I've been extensively using pyannote, including pyannote-core, and have even contributed PRs focused on enhancing performance. Today, I'd like to share an idea for a new metric that I've been using in practice, hoping to spark some discussion and gather your thoughts.
While DER and JER are incredibly valuable metrics, they assume the presence of labeled data for speaker diarization. My recent work involves handling large volumes of unlabeled audio, prompting me to think about how we can leverage this data more effectively for speaker diarization.

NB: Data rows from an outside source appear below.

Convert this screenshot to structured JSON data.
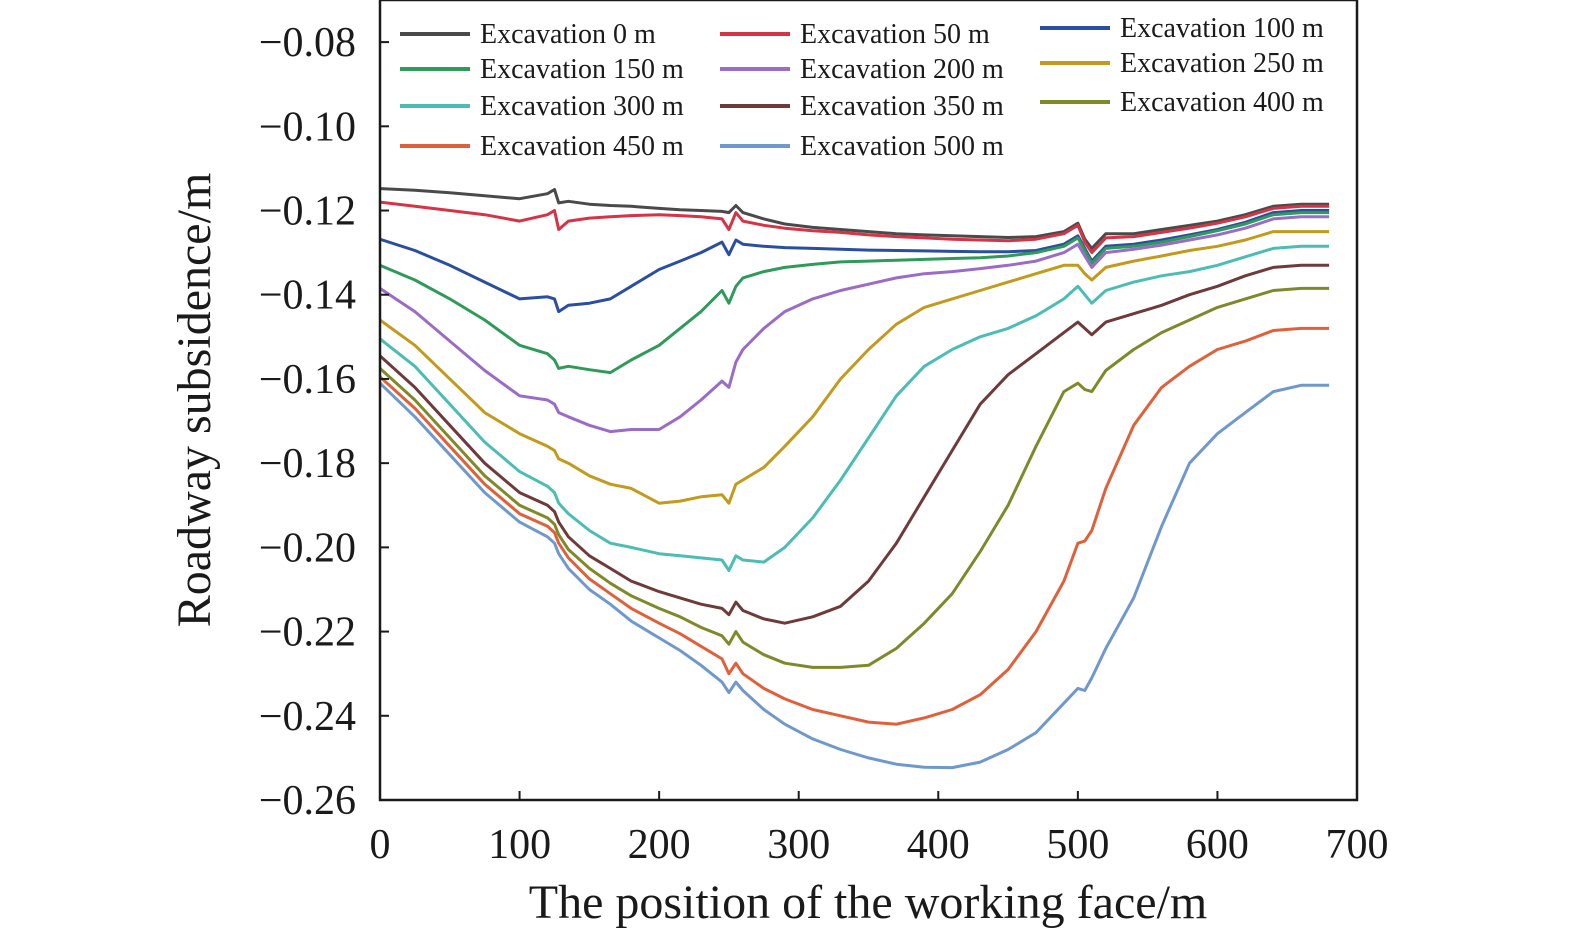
{
  "chart_data": {
    "type": "line",
    "title": "",
    "xlabel": "The position of the working face/m",
    "ylabel": "Roadway subsidence/m",
    "xlim": [
      0,
      700
    ],
    "ylim": [
      -0.26,
      -0.07
    ],
    "xticks": [
      0,
      100,
      200,
      300,
      400,
      500,
      600,
      700
    ],
    "yticks": [
      -0.26,
      -0.24,
      -0.22,
      -0.2,
      -0.18,
      -0.16,
      -0.14,
      -0.12,
      -0.1,
      -0.08
    ],
    "xtick_labels": [
      "0",
      "100",
      "200",
      "300",
      "400",
      "500",
      "600",
      "700"
    ],
    "ytick_labels": [
      "−0.26",
      "−0.24",
      "−0.22",
      "−0.20",
      "−0.18",
      "−0.16",
      "−0.14",
      "−0.12",
      "−0.10",
      "−0.08"
    ],
    "grid": false,
    "legend_position": "top",
    "x": [
      0,
      25,
      50,
      75,
      100,
      120,
      125,
      128,
      135,
      150,
      165,
      180,
      200,
      215,
      230,
      245,
      250,
      255,
      260,
      275,
      290,
      310,
      330,
      350,
      370,
      390,
      410,
      430,
      450,
      470,
      490,
      500,
      505,
      510,
      520,
      540,
      560,
      580,
      600,
      620,
      640,
      660,
      680
    ],
    "series": [
      {
        "name": "Excavation 0 m",
        "color": "#4a4a4a",
        "values": [
          -0.1148,
          -0.1152,
          -0.1158,
          -0.1165,
          -0.1172,
          -0.116,
          -0.115,
          -0.1182,
          -0.1178,
          -0.1185,
          -0.1188,
          -0.119,
          -0.1195,
          -0.1198,
          -0.12,
          -0.1202,
          -0.1205,
          -0.1188,
          -0.1205,
          -0.122,
          -0.1232,
          -0.124,
          -0.1245,
          -0.125,
          -0.1255,
          -0.1258,
          -0.126,
          -0.1262,
          -0.1264,
          -0.1262,
          -0.125,
          -0.123,
          -0.1268,
          -0.129,
          -0.1255,
          -0.1255,
          -0.1245,
          -0.1235,
          -0.1225,
          -0.121,
          -0.119,
          -0.1185,
          -0.1185
        ]
      },
      {
        "name": "Excavation 50 m",
        "color": "#d63347",
        "values": [
          -0.118,
          -0.119,
          -0.12,
          -0.121,
          -0.1225,
          -0.121,
          -0.12,
          -0.1245,
          -0.1225,
          -0.1218,
          -0.1215,
          -0.1212,
          -0.121,
          -0.1212,
          -0.1215,
          -0.122,
          -0.1245,
          -0.1205,
          -0.1225,
          -0.1235,
          -0.1242,
          -0.1248,
          -0.1252,
          -0.1258,
          -0.1262,
          -0.1265,
          -0.1268,
          -0.127,
          -0.1272,
          -0.1268,
          -0.1255,
          -0.1235,
          -0.1275,
          -0.13,
          -0.1265,
          -0.1262,
          -0.1252,
          -0.1242,
          -0.123,
          -0.1215,
          -0.1195,
          -0.119,
          -0.119
        ]
      },
      {
        "name": "Excavation 100 m",
        "color": "#2b4fa0",
        "values": [
          -0.1268,
          -0.1295,
          -0.133,
          -0.137,
          -0.141,
          -0.1405,
          -0.141,
          -0.144,
          -0.1425,
          -0.142,
          -0.141,
          -0.138,
          -0.134,
          -0.132,
          -0.13,
          -0.1275,
          -0.1305,
          -0.127,
          -0.128,
          -0.1285,
          -0.1288,
          -0.129,
          -0.1292,
          -0.1294,
          -0.1295,
          -0.1296,
          -0.1297,
          -0.1298,
          -0.1298,
          -0.1295,
          -0.128,
          -0.126,
          -0.129,
          -0.132,
          -0.1285,
          -0.128,
          -0.127,
          -0.1258,
          -0.1245,
          -0.1228,
          -0.1205,
          -0.12,
          -0.12
        ]
      },
      {
        "name": "Excavation 150 m",
        "color": "#2f9a5a",
        "values": [
          -0.133,
          -0.1365,
          -0.141,
          -0.146,
          -0.152,
          -0.154,
          -0.1555,
          -0.1575,
          -0.157,
          -0.1578,
          -0.1585,
          -0.1555,
          -0.152,
          -0.148,
          -0.144,
          -0.139,
          -0.142,
          -0.138,
          -0.136,
          -0.1345,
          -0.1335,
          -0.1328,
          -0.1322,
          -0.132,
          -0.1318,
          -0.1316,
          -0.1314,
          -0.1312,
          -0.1308,
          -0.13,
          -0.1285,
          -0.1265,
          -0.1295,
          -0.1325,
          -0.129,
          -0.1285,
          -0.1275,
          -0.1262,
          -0.1248,
          -0.1232,
          -0.121,
          -0.1205,
          -0.1205
        ]
      },
      {
        "name": "Excavation 200 m",
        "color": "#9b6cc5",
        "values": [
          -0.1385,
          -0.144,
          -0.151,
          -0.158,
          -0.164,
          -0.165,
          -0.166,
          -0.168,
          -0.169,
          -0.171,
          -0.1725,
          -0.172,
          -0.172,
          -0.169,
          -0.165,
          -0.1605,
          -0.162,
          -0.156,
          -0.153,
          -0.148,
          -0.144,
          -0.141,
          -0.139,
          -0.1375,
          -0.136,
          -0.135,
          -0.1345,
          -0.1338,
          -0.133,
          -0.132,
          -0.13,
          -0.128,
          -0.1308,
          -0.1335,
          -0.13,
          -0.1292,
          -0.1282,
          -0.127,
          -0.1258,
          -0.1242,
          -0.122,
          -0.1215,
          -0.1215
        ]
      },
      {
        "name": "Excavation 250 m",
        "color": "#c29a1e",
        "values": [
          -0.146,
          -0.152,
          -0.16,
          -0.168,
          -0.173,
          -0.176,
          -0.177,
          -0.179,
          -0.18,
          -0.183,
          -0.185,
          -0.186,
          -0.1895,
          -0.189,
          -0.188,
          -0.1875,
          -0.1895,
          -0.185,
          -0.184,
          -0.181,
          -0.176,
          -0.169,
          -0.16,
          -0.153,
          -0.147,
          -0.143,
          -0.141,
          -0.139,
          -0.137,
          -0.135,
          -0.133,
          -0.133,
          -0.135,
          -0.1365,
          -0.1335,
          -0.132,
          -0.1308,
          -0.1295,
          -0.1285,
          -0.127,
          -0.125,
          -0.125,
          -0.125
        ]
      },
      {
        "name": "Excavation 300 m",
        "color": "#4cbdb4",
        "values": [
          -0.1505,
          -0.157,
          -0.166,
          -0.175,
          -0.182,
          -0.1855,
          -0.187,
          -0.1895,
          -0.192,
          -0.196,
          -0.199,
          -0.2,
          -0.2015,
          -0.202,
          -0.2025,
          -0.203,
          -0.2055,
          -0.202,
          -0.203,
          -0.2035,
          -0.2,
          -0.193,
          -0.184,
          -0.174,
          -0.164,
          -0.157,
          -0.153,
          -0.15,
          -0.148,
          -0.145,
          -0.141,
          -0.138,
          -0.14,
          -0.142,
          -0.139,
          -0.137,
          -0.1355,
          -0.1345,
          -0.133,
          -0.131,
          -0.129,
          -0.1285,
          -0.1285
        ]
      },
      {
        "name": "Excavation 350 m",
        "color": "#6e3a3a",
        "values": [
          -0.1545,
          -0.162,
          -0.171,
          -0.18,
          -0.187,
          -0.19,
          -0.1915,
          -0.194,
          -0.1975,
          -0.202,
          -0.205,
          -0.208,
          -0.2105,
          -0.212,
          -0.2135,
          -0.2145,
          -0.216,
          -0.213,
          -0.215,
          -0.217,
          -0.218,
          -0.2165,
          -0.214,
          -0.208,
          -0.199,
          -0.188,
          -0.177,
          -0.166,
          -0.159,
          -0.154,
          -0.149,
          -0.1465,
          -0.148,
          -0.1495,
          -0.1465,
          -0.1445,
          -0.1425,
          -0.14,
          -0.138,
          -0.1355,
          -0.1335,
          -0.133,
          -0.133
        ]
      },
      {
        "name": "Excavation 400 m",
        "color": "#7e8a2a",
        "values": [
          -0.1575,
          -0.165,
          -0.174,
          -0.183,
          -0.19,
          -0.193,
          -0.1945,
          -0.197,
          -0.2005,
          -0.205,
          -0.2085,
          -0.2115,
          -0.2145,
          -0.2165,
          -0.219,
          -0.221,
          -0.223,
          -0.22,
          -0.2225,
          -0.2255,
          -0.2275,
          -0.2285,
          -0.2285,
          -0.228,
          -0.224,
          -0.218,
          -0.211,
          -0.201,
          -0.19,
          -0.176,
          -0.163,
          -0.161,
          -0.1625,
          -0.163,
          -0.158,
          -0.153,
          -0.149,
          -0.146,
          -0.143,
          -0.141,
          -0.139,
          -0.1385,
          -0.1385
        ]
      },
      {
        "name": "Excavation 450 m",
        "color": "#e0603a",
        "values": [
          -0.1595,
          -0.167,
          -0.176,
          -0.185,
          -0.192,
          -0.195,
          -0.1965,
          -0.199,
          -0.2025,
          -0.2075,
          -0.211,
          -0.2145,
          -0.218,
          -0.2205,
          -0.2235,
          -0.2265,
          -0.23,
          -0.2275,
          -0.23,
          -0.2335,
          -0.236,
          -0.2385,
          -0.24,
          -0.2415,
          -0.242,
          -0.2405,
          -0.2385,
          -0.235,
          -0.229,
          -0.22,
          -0.208,
          -0.199,
          -0.1985,
          -0.196,
          -0.186,
          -0.171,
          -0.162,
          -0.157,
          -0.153,
          -0.151,
          -0.1485,
          -0.148,
          -0.148
        ]
      },
      {
        "name": "Excavation 500 m",
        "color": "#6f98cc",
        "values": [
          -0.161,
          -0.169,
          -0.178,
          -0.187,
          -0.194,
          -0.1975,
          -0.199,
          -0.2015,
          -0.205,
          -0.21,
          -0.2135,
          -0.2175,
          -0.2215,
          -0.2245,
          -0.228,
          -0.232,
          -0.2345,
          -0.232,
          -0.234,
          -0.2385,
          -0.242,
          -0.2455,
          -0.248,
          -0.25,
          -0.2515,
          -0.2522,
          -0.2523,
          -0.251,
          -0.248,
          -0.244,
          -0.237,
          -0.2335,
          -0.234,
          -0.231,
          -0.224,
          -0.212,
          -0.195,
          -0.18,
          -0.173,
          -0.168,
          -0.163,
          -0.1615,
          -0.1615
        ]
      }
    ]
  }
}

An insight struck me: by simply using the "number of speakers" present in an audio as a simple label and comparing this reference to the number of speakers predicted through clustering, we can arrive at a fairly robust metric(like MSE with number of speaker). This metric could serve as a valuable tool, especially in scenarios where detailed labeling is unfeasible or unavailable.
I'm considering crafting a pull request to introduce this concept into pyannote and would love to hear your thoughts, feedback, and any insights you might have on this ideation. Would this be of interest to the community? How might we refine or expand upon this idea to make it even more useful?